Jeden z moich ulubionych filmów. Jako komedia jest genialny, mnie śmieszył. Dodam jeszcze, że bardzo fajny pomysł na film.
Carrey był nominowany za rolę w "Masce" do Złotej Maliny. To jakiś ponury żart? Tym bardziej, że z kolei był nominowany m.in. do Złotego Globu za najlepszego aktora. Czysta paranoja.
Dla mnie to skrajnie idiotyczny, dziecinny film. Można byłoby to wszystko wybaczyć, gdyby chociaż był śmieszny. Ale nawet i śmieszny nie jest.
Moim zdaniem to istny film o uzaleznieniu od narkotyku. Maska to oczywiscie ten ze narkotyk, no I subiektywne doznania wyolbrzymione do skali absurdu I groteski. Ten film prawdopodobnie ma glebszy przekaz niz wam sie wydawalo.
Fantastyczny Jim i piękna Cameron. Cameron wygląda seksownie i przyciągała wzrok, ale Jim przezabawny wprost wspaniały.
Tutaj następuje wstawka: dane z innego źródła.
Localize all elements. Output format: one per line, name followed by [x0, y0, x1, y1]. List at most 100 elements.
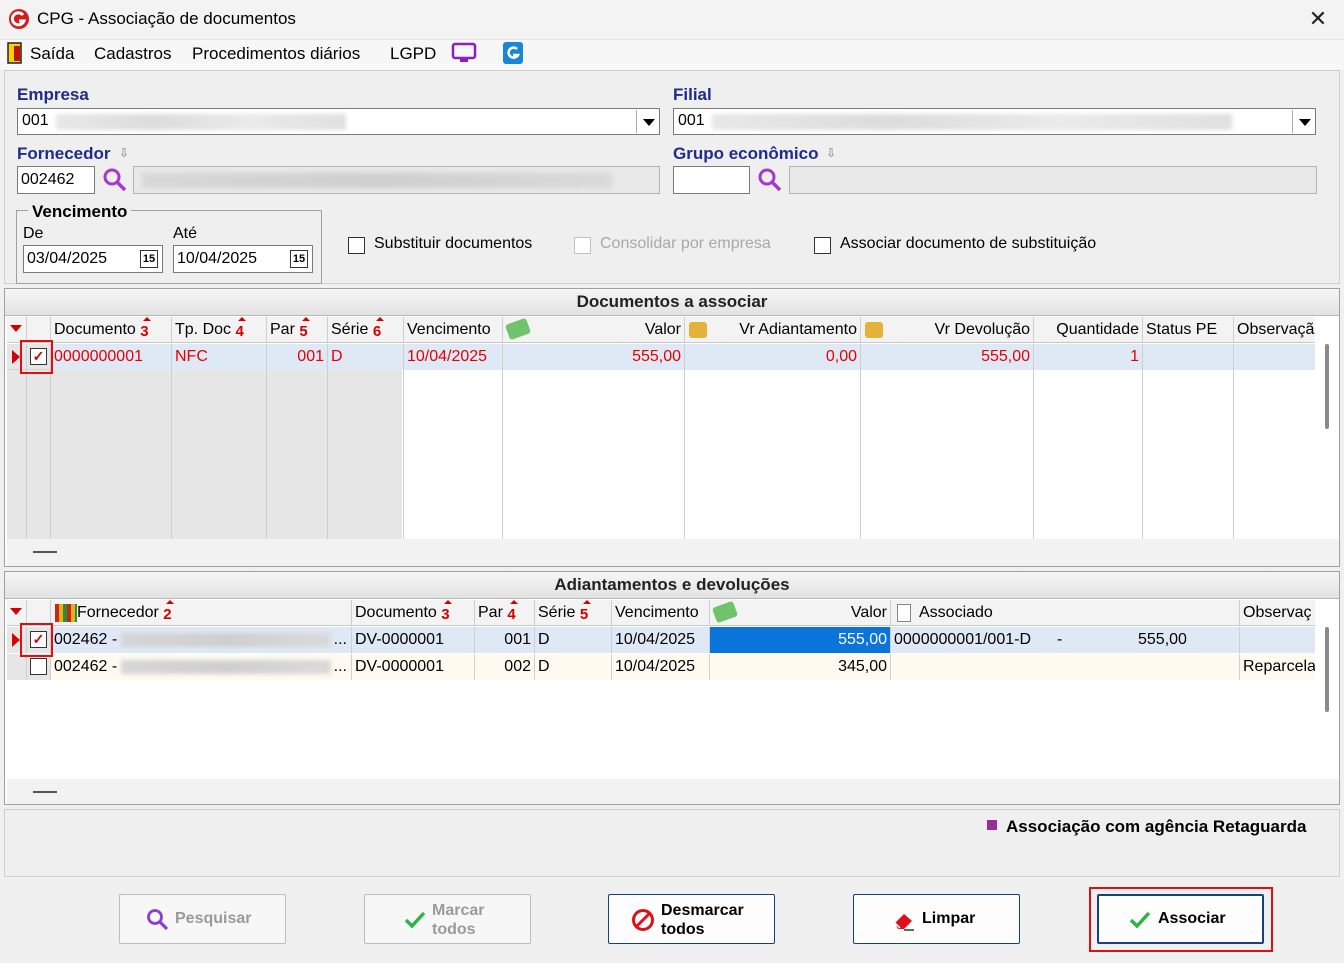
check-icon — [404, 911, 426, 929]
money-icon — [504, 317, 532, 341]
ate-date-value: 10/04/2025 — [177, 250, 258, 267]
cell-documento: 0000000001 — [51, 344, 172, 370]
advances-panel: Adiantamentos e devoluções Fornecedor 2 … — [4, 571, 1340, 805]
redacted-text — [712, 114, 1232, 130]
money-icon — [711, 600, 739, 624]
col-documento[interactable]: Documento 3 — [352, 600, 475, 626]
menu-saida[interactable]: Saída — [30, 44, 74, 64]
empresa-label: Empresa — [17, 85, 89, 104]
cell-vencimento: 10/04/2025 — [612, 654, 710, 680]
highlight-box — [20, 623, 53, 657]
cell-valor[interactable]: 555,00 — [710, 627, 891, 653]
cell-valor[interactable]: 345,00 — [710, 654, 891, 680]
chevron-down-icon[interactable] — [636, 110, 658, 133]
cell-par: 001 — [267, 344, 328, 370]
col-documento[interactable]: Documento 3 — [51, 317, 172, 343]
redacted-text — [121, 660, 331, 674]
col-observacao[interactable]: Observaçã — [1234, 317, 1315, 343]
cell-tp-doc: NFC — [172, 344, 267, 370]
footer-bar — [7, 779, 1339, 804]
col-vencimento[interactable]: Vencimento — [612, 600, 710, 626]
col-status-pe[interactable]: Status PE — [1143, 317, 1234, 343]
g-app-icon[interactable] — [502, 41, 524, 65]
redacted-text — [121, 633, 331, 647]
empresa-select[interactable]: 001 — [17, 108, 660, 135]
desmarcar-todos-button[interactable]: Desmarcar todos — [608, 894, 775, 944]
filial-select[interactable]: 001 — [673, 108, 1316, 135]
table-row[interactable]: 002462 -... DV-0000001 002 D 10/04/2025 … — [7, 654, 1315, 680]
cell-fornecedor: 002462 -... — [51, 654, 352, 680]
col-observacao[interactable]: Observaç — [1240, 600, 1315, 626]
cell-serie: D — [535, 627, 612, 653]
vertical-scrollbar[interactable] — [1325, 344, 1329, 429]
cell-quantidade: 1 — [1034, 344, 1143, 370]
limpar-button[interactable]: Limpar — [853, 894, 1020, 944]
consolidar-label: Consolidar por empresa — [600, 235, 771, 252]
grupo-code-input[interactable] — [673, 166, 750, 194]
col-serie[interactable]: Série 5 — [535, 600, 612, 626]
close-icon[interactable]: ✕ — [1304, 4, 1332, 34]
monitor-icon[interactable] — [451, 42, 477, 64]
cell-par: 001 — [475, 627, 535, 653]
col-vr-adiantamento[interactable]: Vr Adiantamento — [685, 317, 861, 343]
minimize-icon[interactable] — [33, 551, 57, 553]
advances-panel-title: Adiantamentos e devoluções — [5, 572, 1339, 599]
cell-valor: 555,00 — [503, 344, 685, 370]
calendar-icon[interactable]: 15 — [140, 250, 158, 268]
vertical-scrollbar[interactable] — [1325, 627, 1329, 712]
grupo-name-field — [789, 166, 1317, 194]
consolidar-checkbox — [574, 237, 591, 254]
col-par[interactable]: Par 5 — [267, 317, 328, 343]
cancel-icon — [632, 909, 654, 931]
substituir-label: Substituir documentos — [374, 235, 533, 252]
menu-cadastros[interactable]: Cadastros — [94, 44, 171, 64]
documents-panel: Documentos a associar Documento 3 Tp. Do… — [4, 288, 1340, 567]
redacted-text — [142, 173, 612, 188]
de-label: De — [23, 225, 44, 242]
cell-observacao — [1240, 627, 1315, 653]
highlight-box — [20, 340, 53, 374]
cell-vr-devolucao: 555,00 — [861, 344, 1034, 370]
minimize-icon[interactable] — [33, 791, 57, 793]
marcar-todos-button[interactable]: Marcar todos — [364, 894, 531, 944]
eraser-icon — [894, 914, 914, 931]
filial-label: Filial — [673, 85, 712, 104]
de-date-input[interactable]: 03/04/2025 15 — [23, 245, 163, 273]
associar-button[interactable]: Associar — [1097, 894, 1264, 944]
table-row[interactable]: ✓ 002462 -... DV-0000001 001 D 10/04/202… — [7, 627, 1315, 653]
table-row[interactable]: ✓ 0000000001 NFC 001 D 10/04/2025 555,00… — [7, 344, 1315, 370]
col-vr-devolucao[interactable]: Vr Devolução — [861, 317, 1034, 343]
cell-serie: D — [328, 344, 404, 370]
menu-procedimentos-diarios[interactable]: Procedimentos diários — [192, 44, 360, 64]
search-icon — [147, 909, 169, 931]
associar-substituicao-checkbox[interactable] — [814, 237, 831, 254]
search-icon[interactable] — [102, 167, 128, 193]
grupo-economico-label: Grupo econômico — [673, 144, 819, 163]
search-icon[interactable] — [757, 167, 783, 193]
col-fornecedor[interactable]: Fornecedor 2 — [51, 600, 352, 626]
fornecedor-code-input[interactable]: 002462 — [17, 166, 95, 194]
pesquisar-button[interactable]: Pesquisar — [119, 894, 286, 944]
ate-date-input[interactable]: 10/04/2025 15 — [173, 245, 313, 273]
substituir-checkbox[interactable] — [348, 237, 365, 254]
col-valor[interactable]: Valor — [503, 317, 685, 343]
col-serie[interactable]: Série 6 — [328, 317, 404, 343]
calendar-icon[interactable]: 15 — [290, 250, 308, 268]
fornecedor-code: 002462 — [21, 171, 75, 188]
col-tp-doc[interactable]: Tp. Doc 4 — [172, 317, 267, 343]
advances-header: Fornecedor 2 Documento 3 Par 4 Série 5 V… — [7, 600, 1315, 626]
legend-text: Associação com agência Retaguarda — [1006, 817, 1307, 836]
row-checkbox[interactable] — [30, 658, 47, 675]
exit-door-icon — [7, 42, 22, 64]
menu-lgpd[interactable]: LGPD — [390, 44, 436, 64]
chevron-down-icon[interactable] — [1292, 110, 1314, 133]
col-vencimento[interactable]: Vencimento — [404, 317, 503, 343]
col-valor[interactable]: Valor — [710, 600, 891, 626]
cell-observacao: Reparcela — [1240, 654, 1315, 680]
col-associado[interactable]: Associado — [891, 600, 1240, 626]
building-icon — [55, 604, 77, 622]
de-date-value: 03/04/2025 — [27, 250, 108, 267]
col-quantidade[interactable]: Quantidade — [1034, 317, 1143, 343]
cell-vr-adiantamento: 0,00 — [685, 344, 861, 370]
col-par[interactable]: Par 4 — [475, 600, 535, 626]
Za to, że jest bardzo podobny do mojego ulubionego "Looney Tunes"! Czasem zresztą wprost go naśladuje. W parku "Maska" wprost cytuje wypowiedzi zakochanego "Pepé Le Pew". A często zachowuje się jak "Tasman Devil". Choć raczej rzuca teksty bardziej pasujące do Królika Bugsa.
Ostra jazda bez trzymanki! A jako wisienka...
Ehh powstaje tyle filmow o superbohaterach ktore w ogole mnie nie interesuja a nikt nie wzial sie za postac ktora tak bardzo lubie :(
Wybaczcie że aż tak źle skomentowałem maskę ale po prostu film mi się nie podobał. (Każdy może mieć inne zdanie.)